While this is a common technique in storytelling, it's not a technique I use a lot myself - mostly due to the format and layout of my comics being very short - and this is a technique that often demands space to set up and pay off.
Heh, I'm still older than the software, but not by much.
Your original art is colored pencil, then you scan it for editing, right? Some light shading on the flashback bubbles in the original pencil art might be an option, depending on how you do the text. Just going over the bubble gently with a pale brown pencil. Vignetting in colored pencil sounds hard, though, especially for a brief gag.
Oh yeah, any attempt I make to do a shade over the art in the physical media is doomed to failure - the pencils I use are acrylic coloursofts, they have a very vibrant pigment that goes down very fast and in great volume, which is great for comic work, but... they don't blend at all well. I know which specific pencil to use for each part of each character, and shifting them all to new shades would be a mess - so the simplest thing to do is to just digitally stick a layer on top with a colour shift.
In a related issue, for few of these comics both before and after this, I've applied some "glow" lighting in some panels. That's digital too, for similar blending reasons. Here's an example of what that looks like in practice:
Shading the bubbles manually would work, but at the time I did this comic, I was hand-lettering all the speech bubbles, and shading the bubble tends to destroy the readability of the text. The previous comic had shaded text boxes, and you'll see I used a digital font for it, because the hand-lettering I'd used was unreadable.
However, a couple months after this comic, I got fed up of the amount of cleanup I was having to do for text in every comic, and I ditched hand-lettering for making my own handwriting into a font.
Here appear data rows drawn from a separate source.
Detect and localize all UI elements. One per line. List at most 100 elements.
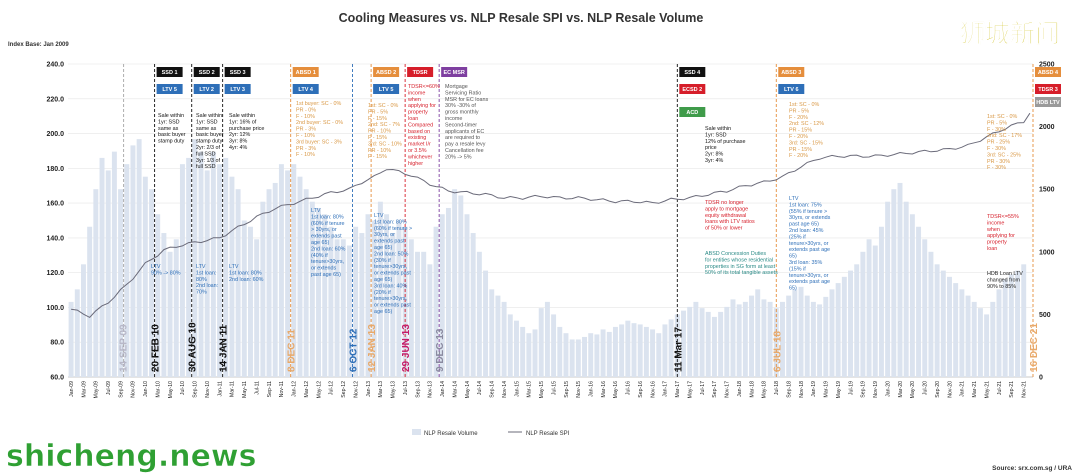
volume-bar	[749, 295, 755, 377]
left-tick-label: 140.0	[46, 235, 64, 242]
annotation-line: 1st: SC - 0%	[987, 114, 1017, 120]
volume-bar	[730, 299, 736, 377]
annotation-line: when	[986, 227, 1000, 233]
annotation-line: past age 65)	[311, 272, 341, 278]
annotation-line: loan	[408, 116, 418, 122]
volume-bar	[984, 314, 990, 377]
volume-bar	[334, 239, 340, 377]
legend-volume-label: NLP Resale Volume	[424, 431, 478, 437]
x-tick-label: Nov-11	[279, 381, 285, 397]
volume-bar	[897, 182, 903, 377]
x-tick-label: Sep-13	[415, 381, 421, 398]
annotation-line: basic buyer	[196, 132, 224, 138]
volume-bar	[724, 306, 730, 377]
annotation-line: Sale within	[158, 113, 184, 119]
spi-line	[71, 112, 1031, 319]
volume-bar	[526, 333, 532, 377]
annotation-line: LTV	[196, 264, 206, 270]
x-tick-label: Mar-11	[230, 381, 236, 397]
volume-bar	[353, 226, 359, 377]
x-tick-label: Jan-11	[217, 381, 223, 397]
annotation-line: 2yr: 2/3 of	[196, 145, 220, 151]
annotation-line: same as	[196, 126, 217, 132]
x-tick-label: Nov-17	[725, 381, 731, 398]
annotation-line: 1st: SC - 0%	[368, 103, 398, 109]
volume-bar	[922, 239, 928, 377]
annotation-line: Second-timer	[445, 122, 477, 128]
volume-bar	[588, 333, 594, 377]
annotation-line: tenure>30yrs,	[374, 264, 408, 270]
volume-bar	[445, 207, 451, 377]
annotation-line: PR - 10%	[368, 129, 391, 135]
chart-title: Cooling Measures vs. NLP Resale SPI vs. …	[339, 11, 704, 25]
volume-bar	[173, 239, 179, 377]
annotation-line: of 50% or lower	[705, 226, 743, 232]
x-tick-label: Nov-18	[799, 381, 805, 398]
volume-bar	[650, 329, 656, 377]
annotation-line: purchase price	[229, 126, 264, 132]
volume-bar	[798, 286, 804, 377]
volume-bar	[408, 239, 414, 377]
annotation-line: 65)	[789, 286, 797, 292]
volume-bar	[903, 201, 909, 377]
annotation-line: 2nd: SC - 12%	[789, 121, 824, 127]
annotation-line: PR - 5%	[368, 109, 388, 115]
volume-bar	[1008, 274, 1014, 377]
x-tick-label: Jul-19	[848, 381, 854, 395]
x-tick-label: Nov-14	[502, 381, 508, 398]
annotation-line: Servicing Ratio	[445, 90, 481, 96]
volume-bar	[582, 336, 587, 377]
x-tick-label: Mar-09	[81, 381, 87, 398]
annotation-line: 70%	[196, 290, 207, 296]
volume-bar	[835, 283, 841, 377]
volume-bar	[371, 220, 377, 377]
volume-bar	[575, 339, 581, 377]
volume-bar	[736, 304, 742, 377]
volume-bar	[439, 214, 445, 377]
x-tick-label: Sep-14	[490, 381, 496, 398]
volume-bar	[891, 189, 897, 377]
annotation-line: Cancellation fee	[445, 148, 484, 154]
x-tick-label: Mar-18	[749, 381, 755, 398]
volume-bar	[433, 226, 439, 377]
annotation-line: F - 30%	[987, 127, 1006, 133]
annotation-ecmsr: Mortgage Servicing Ratio MSR for EC loans 3…	[445, 84, 488, 160]
annotation-line: 2yr: 12%	[229, 132, 250, 138]
measure-date: 14 JAN 11	[219, 324, 230, 372]
x-tick-label: Nov-10	[205, 381, 211, 398]
volume-bar	[130, 145, 136, 377]
volume-bar	[755, 289, 761, 377]
x-tick-label: Jan-16	[589, 381, 595, 397]
volume-bar	[291, 164, 297, 377]
annotation-line: 1yr: SSD	[158, 119, 180, 125]
annotation-line: full SSD	[196, 164, 216, 170]
left-tick-label: 160.0	[46, 201, 64, 208]
annotation-line: or 3.5%	[408, 148, 427, 154]
x-tick-label: Jul-21	[997, 381, 1003, 395]
volume-bar	[767, 301, 773, 377]
annotation-line: (25% if	[789, 234, 806, 240]
annotation-line: PR - 15%	[789, 128, 812, 134]
volume-bar	[934, 264, 940, 377]
measure-box	[679, 107, 706, 117]
volume-bar	[359, 233, 365, 377]
x-tick-label: Jul-16	[626, 381, 632, 395]
volume-bar	[711, 316, 717, 377]
annotation-line: 80%	[196, 277, 207, 283]
right-tick-label: 500	[1039, 312, 1051, 319]
volume-bar	[872, 245, 878, 377]
annotation-line: 3yr: 8%	[229, 139, 247, 145]
volume-bar	[427, 264, 433, 377]
volume-bar	[662, 324, 668, 377]
annotation-line: same as	[158, 126, 179, 132]
annotation-line: (55% if tenure >	[789, 209, 827, 215]
annotation-line: PR - 5%	[789, 108, 809, 114]
x-tick-label: Mar-10	[155, 381, 161, 398]
left-tick-label: 200.0	[46, 131, 64, 138]
annotation-line: full SSD	[196, 151, 216, 157]
annotation-line: Compared	[408, 122, 433, 128]
volume-bar	[520, 326, 526, 377]
x-tick-label: Mar-15	[527, 381, 533, 398]
volume-bar	[452, 189, 458, 377]
x-tick-label: Jan-14	[440, 381, 446, 397]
It's not perfect (I should really get a professional to make a good one with decent kerning) - so now I could shade bubbles and apply that font, and it'd work.
I'd honestly not considered shading the whitespace bubbles for flashbacks - my priority for text is always legibility first, any impediment to that means effort to read, which is to be avoided in comics at all costs. (I could get into discussing the medium at length here, but the tldr is that "it doesn't take much effort to read and understand" is the main strength of comics, and you degrade the experience massively if you do anything that gets in the way of that. see Scott McCloud: understanding/making comics for further reading :) )
However, it's a good idea here, if the whole panel including the bubble was "shaded" then it'd be a stronger visual marker that it's a sepia panel - and that'd reduce the chance of confusion significantly - which is worth doing.
If you'd be interested, I could do a couple mockups for shading bubbles when I get home. I have an idea for one that wouldn't impact readability and would be doable with pencil.
Nah, I'm okay, no need to really go to that effort. I'm unlikely to do a flashback for a while, but next time I do it, I'll shade it - and if I can't make it work, I can just delete the shading in post.
Most people who do pencil work might find this kind of thing tricky, but because I use pigment liners for linework, my lines are very black, which makes digital cleanup a lot easier.